Si la acción se apoya en la causal quinta de las previstas en el artículo 220 del Código de Procedimiento Penal, como aquí lo propone en la primera parte de la demanda el actor, tiene dicho la Corte, incumbe demostrar, mediante fallo debidamente ejecutoriado, que la prueba en que se soportó la decisión fue declarada judicialmente falsa, pues no se trata de perseguir una revaloración de la prueba recaudada en el proceso, o de que el actor exponga una apreciación diferente de los medios de convicción, sino de demostrar que la misma no es auténtica porque así se determinó judicialmente en una sentencia que hizo tránsito a cosa juzgada.
En el asunto que ocupa la atención de la Corte, el demandante omite cumplir este imprescindible requisito, toda vez que no allegó una decisión judicial que hubiere declarado la falta de veracidad de las pruebas en las que se soporta la sentencia objeto de revisión. Sin demostrar en los términos en que la ley lo exige la falsedad de la prueba en que se apoya la sentencia, se concentra en examinar los testimonios rendidos en el proceso por Numael Rayo y Demetrio López, para concluir que son inconsistentes y, por consiguiente, desde su particular punto de vista, constituyen pruebas falsas.

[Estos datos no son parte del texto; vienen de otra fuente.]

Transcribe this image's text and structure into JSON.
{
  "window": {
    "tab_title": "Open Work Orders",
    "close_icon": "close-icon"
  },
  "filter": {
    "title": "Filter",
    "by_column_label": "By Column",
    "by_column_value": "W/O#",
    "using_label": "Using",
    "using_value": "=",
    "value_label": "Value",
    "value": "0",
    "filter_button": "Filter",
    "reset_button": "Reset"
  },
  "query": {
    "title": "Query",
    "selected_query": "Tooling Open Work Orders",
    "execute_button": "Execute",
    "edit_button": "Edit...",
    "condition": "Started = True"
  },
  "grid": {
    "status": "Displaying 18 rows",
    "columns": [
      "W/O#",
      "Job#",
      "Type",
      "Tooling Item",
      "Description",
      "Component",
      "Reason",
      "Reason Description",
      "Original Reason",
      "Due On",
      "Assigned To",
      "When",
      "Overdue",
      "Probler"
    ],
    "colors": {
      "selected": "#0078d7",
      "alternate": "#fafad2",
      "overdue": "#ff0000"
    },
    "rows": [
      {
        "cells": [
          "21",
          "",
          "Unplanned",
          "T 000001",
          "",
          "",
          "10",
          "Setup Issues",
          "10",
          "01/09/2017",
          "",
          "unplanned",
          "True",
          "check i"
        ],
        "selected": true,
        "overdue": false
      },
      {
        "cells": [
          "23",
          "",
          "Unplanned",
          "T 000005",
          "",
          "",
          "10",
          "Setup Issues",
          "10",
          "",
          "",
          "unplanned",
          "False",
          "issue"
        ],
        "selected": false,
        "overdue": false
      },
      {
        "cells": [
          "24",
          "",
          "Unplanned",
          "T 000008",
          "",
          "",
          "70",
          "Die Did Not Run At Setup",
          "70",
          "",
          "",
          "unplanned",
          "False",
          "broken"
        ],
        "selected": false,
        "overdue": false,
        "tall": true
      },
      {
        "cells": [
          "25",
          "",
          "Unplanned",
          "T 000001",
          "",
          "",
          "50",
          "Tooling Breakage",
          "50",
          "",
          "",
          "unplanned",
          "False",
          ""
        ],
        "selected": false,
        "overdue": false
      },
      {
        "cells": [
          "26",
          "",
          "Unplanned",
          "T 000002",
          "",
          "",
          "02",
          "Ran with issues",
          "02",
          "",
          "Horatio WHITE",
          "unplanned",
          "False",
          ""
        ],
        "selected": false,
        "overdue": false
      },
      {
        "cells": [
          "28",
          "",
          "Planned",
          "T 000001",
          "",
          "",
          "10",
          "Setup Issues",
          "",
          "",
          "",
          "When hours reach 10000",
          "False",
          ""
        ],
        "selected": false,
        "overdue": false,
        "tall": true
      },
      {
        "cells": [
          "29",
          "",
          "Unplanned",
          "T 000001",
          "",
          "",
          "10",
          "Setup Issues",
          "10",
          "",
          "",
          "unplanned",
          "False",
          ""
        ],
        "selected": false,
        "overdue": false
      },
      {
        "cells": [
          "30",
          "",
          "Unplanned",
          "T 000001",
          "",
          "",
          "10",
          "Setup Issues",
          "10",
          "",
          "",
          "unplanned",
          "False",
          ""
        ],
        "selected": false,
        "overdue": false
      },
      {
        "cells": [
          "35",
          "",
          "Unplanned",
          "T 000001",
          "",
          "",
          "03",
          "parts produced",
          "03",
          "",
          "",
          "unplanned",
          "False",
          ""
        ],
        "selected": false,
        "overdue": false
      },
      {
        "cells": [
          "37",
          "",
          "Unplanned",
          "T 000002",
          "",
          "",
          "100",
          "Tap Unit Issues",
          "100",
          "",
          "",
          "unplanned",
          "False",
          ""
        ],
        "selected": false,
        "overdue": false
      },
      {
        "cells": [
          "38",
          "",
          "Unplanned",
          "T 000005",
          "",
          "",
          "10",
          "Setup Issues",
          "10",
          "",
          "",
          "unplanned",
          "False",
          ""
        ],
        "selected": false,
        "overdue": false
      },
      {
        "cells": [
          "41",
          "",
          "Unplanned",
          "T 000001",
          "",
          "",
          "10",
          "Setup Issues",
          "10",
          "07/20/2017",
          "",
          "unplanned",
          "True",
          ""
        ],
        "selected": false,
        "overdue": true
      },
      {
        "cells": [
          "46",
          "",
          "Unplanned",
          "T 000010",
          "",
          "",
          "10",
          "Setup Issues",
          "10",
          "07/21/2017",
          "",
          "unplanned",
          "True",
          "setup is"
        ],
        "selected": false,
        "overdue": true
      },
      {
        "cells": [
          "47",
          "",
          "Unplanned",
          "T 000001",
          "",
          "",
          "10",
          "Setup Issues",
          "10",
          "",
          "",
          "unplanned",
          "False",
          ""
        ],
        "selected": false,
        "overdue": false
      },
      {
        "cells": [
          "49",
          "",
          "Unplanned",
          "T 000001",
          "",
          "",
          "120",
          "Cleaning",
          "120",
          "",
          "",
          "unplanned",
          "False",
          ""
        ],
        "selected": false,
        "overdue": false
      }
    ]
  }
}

Es decir, cuando sugiere que la sentencia se fundamentó en evidencias de esa naturaleza con el propósito de que sea revisada, lo que en realidad propone es que se adelante una nueva valoración de las pruebas en la que se elimine la capacidad demostrativa de las declaraciones que censura, propósito para el que no fue establecida en el ordenamiento legal la acción de revisión a la que acude.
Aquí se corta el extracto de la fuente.